The CIRC codes to make the same curve:

Code
``````PTP {X 25,Y 150,Z -8,A -180,B -45,C 180}
CIRC {X 54.3,Y 79.3,Z -8},{X 125,Y 50,Z -8,A -90,B -45,C 90}
CIRC {X 195.7,Y 79.3,Z -8},{X 225,Y 150,Z -8,A 0,B -45,C 0}
CIRC {X 195.7,Y 220.7,Z -8},{X 125,Y 250,Z -8,A 90,B -45,C -90}
CIRC {X 54.3,Y 220.7,Z -8},{X 25,Y 150,Z -8,A 180,B -45,C -180}``````

The robot stops at the last CIRC command where the unexpected turn occurs in the PTP version.

The SPLINE codes to make the same curve:

Code
``````PTP {X 25,Y 150,Z -8,A -180,B -45,C 180}
SPLINE
SCIRC {X 54.3,Y 79.3,Z -8,A -180,B -45,C 180},{X 125,Y 50,Z -8,A -90,B -45,C 90}
SCIRC {X 195.7,Y 79.3,Z -8,A -90,B -45,C 90},{X 225,Y 150,Z -8,A 0,B -45,C 0}
SCIRC {X 195.7,Y 220.7,Z -8,A 0,B -45,C 0},{X 125,Y 250,Z -8,A 90,B -45,C -90}
SCIRC {X 54.3,Y 220.7,Z -8,A 90,B -45,C -90},{X 25,Y 150,Z -8,A 180,B -45,C -180}
ENDSPLINE``````

The robot doesn’t run at all, because the last SCIRC motion is impossible for the robot.

In order to calculate the movement (with status and turn) of TCP in PTP, LIN, CIRC…, how can I find out the formula (I use Java to solve geometric problems and export .src files) identical to my machine?

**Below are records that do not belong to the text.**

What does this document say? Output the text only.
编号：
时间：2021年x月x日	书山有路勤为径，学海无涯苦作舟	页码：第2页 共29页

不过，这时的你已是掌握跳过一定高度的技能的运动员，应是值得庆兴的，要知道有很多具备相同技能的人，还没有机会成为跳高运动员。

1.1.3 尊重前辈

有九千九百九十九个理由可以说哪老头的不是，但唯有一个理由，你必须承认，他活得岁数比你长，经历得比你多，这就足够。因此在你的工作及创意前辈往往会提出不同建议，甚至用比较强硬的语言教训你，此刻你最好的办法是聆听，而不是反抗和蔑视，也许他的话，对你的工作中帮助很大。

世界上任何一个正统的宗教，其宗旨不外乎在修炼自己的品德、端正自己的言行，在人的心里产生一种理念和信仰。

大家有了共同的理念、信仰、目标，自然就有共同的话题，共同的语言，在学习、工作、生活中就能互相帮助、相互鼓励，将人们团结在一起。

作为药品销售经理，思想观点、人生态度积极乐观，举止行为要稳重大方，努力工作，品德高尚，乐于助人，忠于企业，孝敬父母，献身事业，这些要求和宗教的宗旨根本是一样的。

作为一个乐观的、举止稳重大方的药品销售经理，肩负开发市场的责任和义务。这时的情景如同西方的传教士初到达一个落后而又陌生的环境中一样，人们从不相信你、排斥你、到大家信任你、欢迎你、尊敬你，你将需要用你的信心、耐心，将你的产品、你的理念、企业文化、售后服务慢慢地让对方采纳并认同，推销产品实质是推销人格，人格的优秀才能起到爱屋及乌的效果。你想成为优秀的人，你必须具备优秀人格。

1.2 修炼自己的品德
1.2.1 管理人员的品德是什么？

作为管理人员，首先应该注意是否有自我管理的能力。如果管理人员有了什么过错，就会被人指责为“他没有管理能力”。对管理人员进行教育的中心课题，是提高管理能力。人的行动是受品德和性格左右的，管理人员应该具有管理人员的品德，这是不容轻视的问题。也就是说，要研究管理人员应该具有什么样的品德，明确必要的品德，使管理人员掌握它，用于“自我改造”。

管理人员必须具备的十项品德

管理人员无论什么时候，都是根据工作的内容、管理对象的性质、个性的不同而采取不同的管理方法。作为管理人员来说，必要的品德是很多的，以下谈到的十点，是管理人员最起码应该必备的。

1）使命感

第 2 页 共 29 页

• You wouldn't happen to be a student at UVA would you?

• Hi,

first of all you have to understand how status and turn are applied if left out:

Next you have to realise that in PTP-movements there is a feature if a desired target position can not be reached due to software limit switches the controller automatcally chooses the other solution. And that is choosing a different turn leading to your long run. In Cp-movements this feature is not available, hence the robot runs into the limit switch. Reading about \$CP_STATMON should be helpful too. This feature if applied correctly allows you to avoid such PTP-long runs, because at the end of a CP-sequence you did not reach the desired status and turn:

http://www.robot-forum.com/rob…fl-off/msg66879/#msg66879

Finally you have to understand how robot inverse kinematics works. Using the built in INVERSE function you could calculate the necessary axis positions to reach your cartesian position beforehand:

http://www.robot-forum.com/rob…r-axes/msg61600/#msg61600

And Last but not least seriously consider taking some KUKA training courses.

Fubini

Edited once, last by Fubini ().

• Thank Fubini!
INVERSE() function works fine inside the KRL codes. However, I need to predicate the turn of the arm off-line (when I calculate the points of the curve in Java).Now I am going to program the direct and the inverse kinematics by myself, with the help of some papers(e.g. Kinematical and dynamical models of KR6 KUKA robot, by Johan Diaz).

Seriously, yesterday I contacted the KUKA company in my region but there is no relevant course.